Also, you can compute some other metrics if you want using `get_metric_result(stage, metric, round, **kwargs)` method.

Arguments:
* `stage`: one of stage from `get_stages()` method;
* `metric`: function that takes `y_true` and `y_pred` in this order and gives float as output;
or predictions (if `False`) (default is `True`);
* `**kwargs`: extra arguments for `metric` function.

In [None]:
from sklearn.metrics import median_absolute_error


analyzer.get_metric_result("test", median_absolute_error)

44.81414031982422

## Charts

### Plotly Args

You can set `plotly` args for charts on your own vision by calling `set_plotly_args(**kwargs)` method.

Arguments:
`**kwargs`: named arguments for plotly `update_layout()` method (name of arguments must match arguments from this method).

In [None]:
analyzer.set_plotly_args(font_size=14, template="plotly_dark", bargap=0.2)

### Losses

You can plot losses for each stage and each fold by calling `plot_losses(stage, fold)` method.

Arguments:
* `stage`: one of stage from `get_stages()` method;
* `fold`: number of CV fold.
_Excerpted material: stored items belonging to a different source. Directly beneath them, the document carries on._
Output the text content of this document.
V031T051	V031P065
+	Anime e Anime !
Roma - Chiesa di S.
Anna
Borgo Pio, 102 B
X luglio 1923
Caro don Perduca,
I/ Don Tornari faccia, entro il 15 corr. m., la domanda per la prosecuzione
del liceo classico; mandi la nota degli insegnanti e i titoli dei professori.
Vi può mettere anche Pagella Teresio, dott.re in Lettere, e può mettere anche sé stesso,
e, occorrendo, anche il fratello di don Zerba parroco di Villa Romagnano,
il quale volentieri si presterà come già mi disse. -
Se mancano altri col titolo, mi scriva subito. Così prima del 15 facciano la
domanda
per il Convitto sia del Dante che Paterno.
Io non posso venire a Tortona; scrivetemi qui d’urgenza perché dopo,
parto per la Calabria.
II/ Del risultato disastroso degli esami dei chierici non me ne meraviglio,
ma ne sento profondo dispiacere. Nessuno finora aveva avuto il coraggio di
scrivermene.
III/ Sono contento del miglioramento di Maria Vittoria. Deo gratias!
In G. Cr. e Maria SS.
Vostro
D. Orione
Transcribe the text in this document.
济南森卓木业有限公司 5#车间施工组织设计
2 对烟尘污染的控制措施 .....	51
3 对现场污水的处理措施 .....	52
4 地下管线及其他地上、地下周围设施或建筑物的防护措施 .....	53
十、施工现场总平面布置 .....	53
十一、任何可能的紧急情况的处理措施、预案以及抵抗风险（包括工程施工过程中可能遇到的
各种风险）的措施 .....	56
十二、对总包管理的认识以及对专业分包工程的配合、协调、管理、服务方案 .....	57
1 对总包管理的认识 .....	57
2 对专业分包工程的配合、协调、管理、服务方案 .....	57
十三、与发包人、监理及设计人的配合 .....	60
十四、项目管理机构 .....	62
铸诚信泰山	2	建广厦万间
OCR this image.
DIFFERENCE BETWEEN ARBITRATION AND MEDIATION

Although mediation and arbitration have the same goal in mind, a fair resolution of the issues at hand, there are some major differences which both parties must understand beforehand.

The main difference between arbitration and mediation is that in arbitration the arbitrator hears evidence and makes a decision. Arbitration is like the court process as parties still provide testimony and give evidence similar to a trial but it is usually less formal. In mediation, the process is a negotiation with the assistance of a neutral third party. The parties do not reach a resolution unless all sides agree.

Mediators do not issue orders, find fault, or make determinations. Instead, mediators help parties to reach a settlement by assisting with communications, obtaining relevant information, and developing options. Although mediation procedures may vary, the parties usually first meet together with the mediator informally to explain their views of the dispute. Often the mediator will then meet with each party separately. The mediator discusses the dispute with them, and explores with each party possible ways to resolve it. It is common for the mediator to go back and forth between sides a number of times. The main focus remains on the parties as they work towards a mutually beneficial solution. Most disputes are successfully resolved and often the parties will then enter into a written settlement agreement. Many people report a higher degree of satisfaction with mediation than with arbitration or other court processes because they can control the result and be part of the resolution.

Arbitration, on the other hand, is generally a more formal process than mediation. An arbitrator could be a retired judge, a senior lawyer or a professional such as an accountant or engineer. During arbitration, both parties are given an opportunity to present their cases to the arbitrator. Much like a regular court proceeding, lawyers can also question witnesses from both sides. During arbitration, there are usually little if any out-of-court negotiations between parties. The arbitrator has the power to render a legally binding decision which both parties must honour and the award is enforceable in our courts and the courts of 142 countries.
Specify this parameter only when `stage` == `'cv'`. If not specified and `stage` == `'cv'` plots mean results for all CV folds (default is `None`).

In [None]:
analyzer.plot_losses("test")

In [None]:
analyzer.plot_losses("cv")

In [None]:
analyzer.plot_losses("cv", 2)

### Metrics

You can plot losses for each stage and each fold by calling `plot_losses(stage, metrics, fold)` method.

Arguments:
* `stage`: one of stage from `get_stages()` method;
* `metrics`: list of metrics for plotting;
* `fold`: number of CV fold. Specify this parameter only when `stage` == `'cv'`. If not specified and `stage` == `'cv'` plots mean results for all CV folds (default is `None`).

In [None]:
analyzer.plot_metrics("test", ["mae"])

In [None]:
analyzer.plot_metrics("cv", ["r2"], 2)

In [None]:
# plot all possible metrics
analyzer.plot_metrics("cv", analyzer.get_metrics())

### Sample Predictions

You can plot predictions over epochs for specific `id` from unique ids by calling `get_pred_sample(stage, id)` method.

Arguments:
* `stage`: one of stage from `get_stages()` method;
* `id`: unique id to identify specific entry.

In [None]:
analyzer.plot_pred_sample("test", 6)

In [None]:
analyzer.plot_pred_sample("cv", 8)

### True-Predict Dependency

You can plot True-Predict dependency for each stage by calling `plot_pred(stage)` method.

In [None]:
analyzer.plot_pred("test")

In [None]:
analyzer.plot_pred("cv")

### Target Histograms

You can plot histograms (distributions) for true and final predicted values for each stage by calling `plot_hist(stage)` method.

In [None]:
analyzer.plot_hist("test")

In [None]:
analyzer.plot_hist("cv")

Also, you can plot histograms (distributions) for true and predicted values per epochs for each stage by calling `plot_hist_per_epoch(stage, epochs)` method.

Arguments:
* `stage`: one of stage from `get_stages()` method;
* `epochs`: list with epochs for plotting (epochs counter started from 0).

In [None]:
# Plot 1, 25, 50, 75 and 100 epochs
analyzer.plot_hist_per_epoch(
    stage="cv",
    epochs=[0, 24, 49, 74, 99]
)

In [None]:
# Plot every 10th epoch
analyzer.plot_hist_per_epoch(
    stage="test",
    epochs=range(9, analyzer.get_epochs("test"), 10)
)

### Kernel Density Estimation (KDE)

You can plot kernel destiny estimation (KDE) for true and final predicted values for each stage by calling `plot_kde(stage)` method.

In [None]:
analyzer.plot_kde("cv")

In [None]:
analyzer.plot_kde("test")

Also, you can plot kernel destiny estimation for true, final predicted values and predicted values per epochs for each stage by calling `plot_kde_per_epoch(stage, epochs)` method.

Arguments:
* `stage`: one of stage from `get_stages()` method;
* `epochs`: list with epochs for plotting (epochs counter started from 0).

In [None]:
# Plot 50 and 75
analyzer.plot_kde_per_epoch(
    stage="cv",
    epochs=[49, 74]
)

In [None]:
# Plot every 10th epoch
analyzer.plot_kde_per_epoch(
    stage="test",
    epochs=range(9, analyzer.get_epochs("test"), 10)
)

### All

You can plot all main charts (losses, all metrics, true-predict dependency, histogram for true and final predicted values, kernel density estimation for true and final predicted values) for each stage by calling `plot_all(stage)` method.

In [None]:
analyzer.plot_all("test")